Bien que plusieurs options soient envisagées pour acheminer le pétrole du golfe Persique à la Méditerranée par voie terrestre, les États-Unis soutiennent depuis des années un plan visant à créer un vaste « corridor économique » reliant l’Inde à l’Europe occidentale, en passant par l’Arabie saoudite, les Émirats arabes unis, la Jordanie et Israël.
Le tracé prévu, baptisé Corridor économique Inde-Moyen-Orient-Europe (IMEC), utiliserait le port israélien de Haïfa pour acheminer les cargaisons d’énergie vers l’Europe et l’hémisphère occidental.
D’autres versions du plan se concentrent sur une approche plus large qui va au-delà d’un seul pipeline : des responsables et des acteurs du secteur envisageraient un réseau intégré de pipelines, de voies ferrées et de routes qui pourrait offrir aux exportateurs du Golfe un pont terrestre vers les ports occidentaux et réduire l’influence de l’Iran sur le trafic maritime en provenance du Golfe.
L’itinéraire proposé entre le golfe Persique et Haïfa n’est pas le seul à l’étude.

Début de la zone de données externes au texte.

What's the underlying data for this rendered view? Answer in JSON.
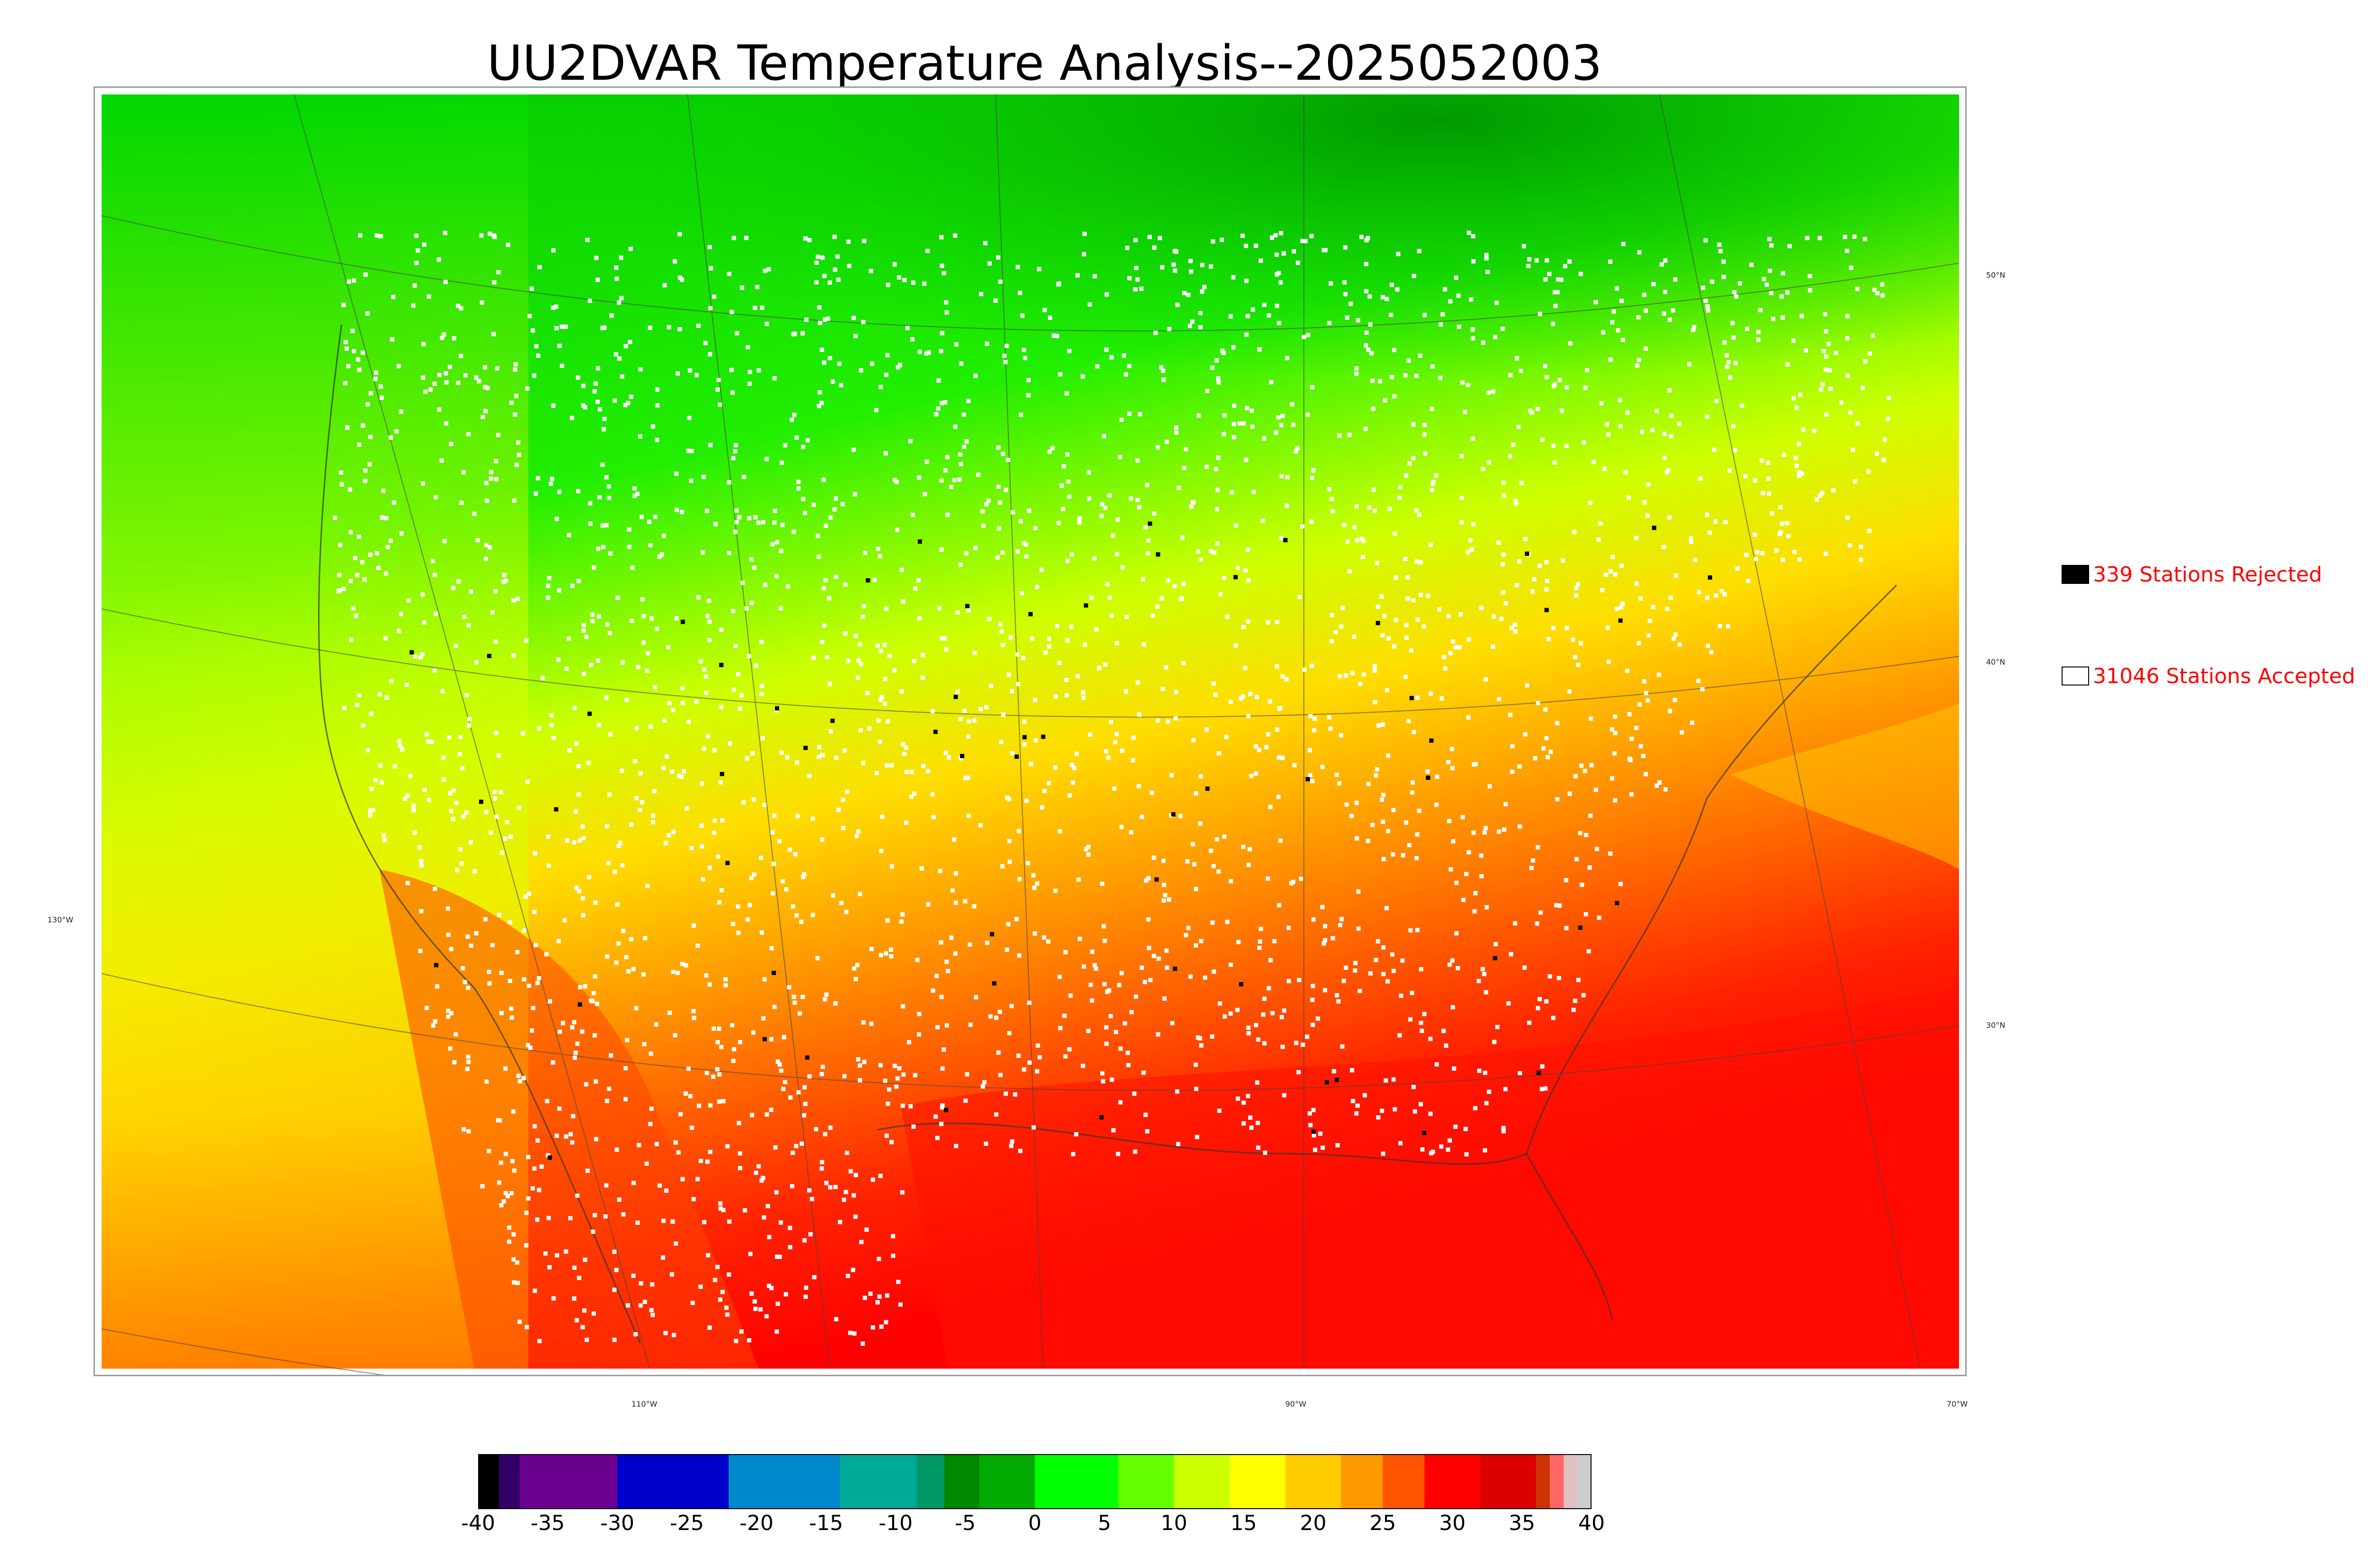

L’Arabie saoudite possède déjà un pipeline reliant le golfe Persique à la mer Rouge, de Jubail à Yanbu, sur une longueur de 1 200 kilomètres (750 miles).
L’oléoduc Kirkouk-Ceyhan relie déjà le nord de l’Irak à la Méditerranée via le port de Ceyhan en Turquie.
Aucune de ces routes ne pourrait cependant remplacer entièrement le détroit d’Ormuz comme point de sortie du pétrole exporté.
Mais tout corridor passant par Haïfa nécessiterait probablement l’adhésion de l’Arabie saoudite, une coopération régionale soutenue en matière de sécurité et obligerait les gouvernements arabes à trouver un équilibre entre les besoins commerciaux immédiats et les sensibilités nationales et régionales concernant les liens d’infrastructures ouverts impliquant Israël.